By Elizabeth Owiti, Senior Officer – Assessment and Advocacy
ALiVE Collaborates with Teacher Training Colleges in Kenya
Teacher education is a key pillar in realizing quality education. It ensures that teachers are equipped with the requisite skills, knowledge, and pedagogy to effectively engage learners and facilitate meaningful learning experiences.
Action for Life Skills and Values in East Africa (ALiVE) conducted assessment of life skills and values among adolescents in Kenya, Tanzania, Uganda and Zanzibar in 2022. The results revealed that only 5% of adolescents in Kenya are proficient in problem solving. ALiVE embarked on a journey to address this gap. The big question was, how does the teacher education space need to evolve to prepare a teacher to effectively develop life skills and nurture values?
To answer this question within the Kenyan context, Zizi Afrique Foundation through the ALiVE initiative is working in collaboration with Eregi and Machakos Teachers Training Colleges in the space of foundational learning (core competencies, values, literacy, and numeracy). The collaboration is through a learning-by-doing model to explore ways through which teacher education can prepare a teacher with the capacity to connect content and pedagogical approaches for improved foundational learning outcomes. Specifically, Zizi Afrique is supporting the colleges to mainstream core-competences in their day-to-day activities through a whole school approach to unlock the formal, informal, and non-formal opportunities while using accelerated learning approach as a vehicle to achieve this.

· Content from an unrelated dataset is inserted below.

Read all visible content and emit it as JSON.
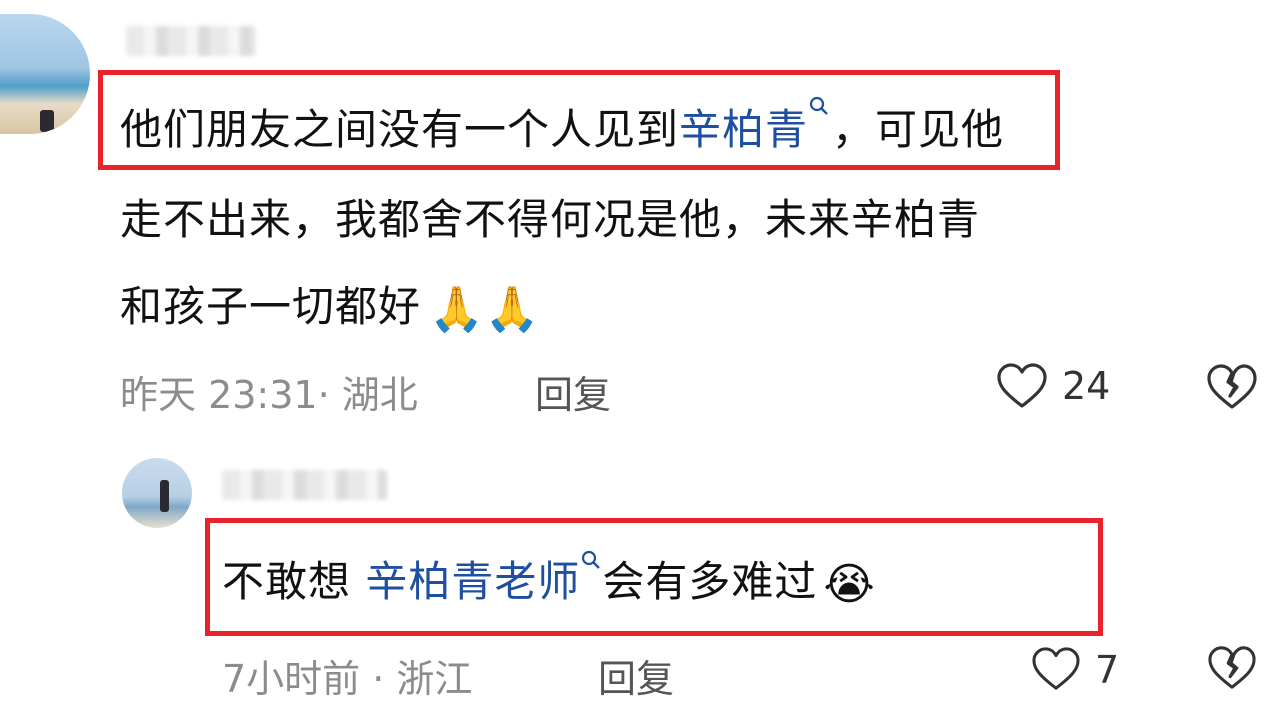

The work with teacher educators started by forming a common understanding of the current gaps in foundational leaning, the role of the teacher and how this connects with teacher education. Effective implementation of the Competency Based Education and Training (CBET) require teacher educators who have the core competencies, the pedagogy to mainstream core competencies, skills to develop formative assessments of measuring core competencies and values and to model values in the school environment. This kind of training and environment is likely to produce teachers with the relevant skill set, knowledge and values.

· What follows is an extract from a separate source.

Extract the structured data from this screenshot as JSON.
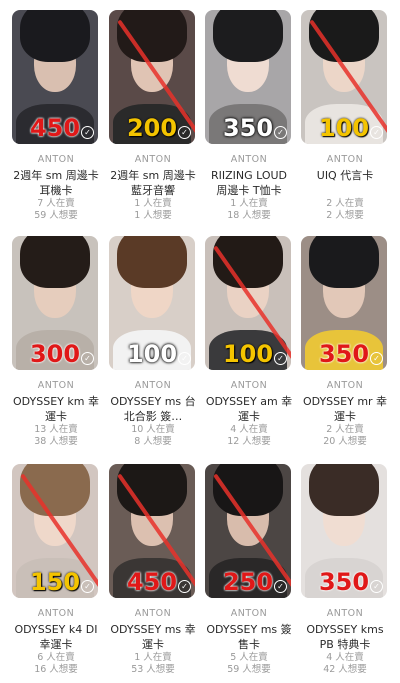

Teacher educators from the two colleges have received training on introduction to life skills and values, to enhance their understanding and facilitate mainstreaming of the core competencies and values. Other trainings will focus on assessment, nurturing and accelerated learning approach. This collaboration aims to impart knowledge, skills, and to shift the mind-sets of the teacher educators and by extension the teacher trainees, to effectively implement competency-based curriculum. The results will be useful in shaping teacher education work in Kenya, Uganda, Tanzania, and Zanzibar.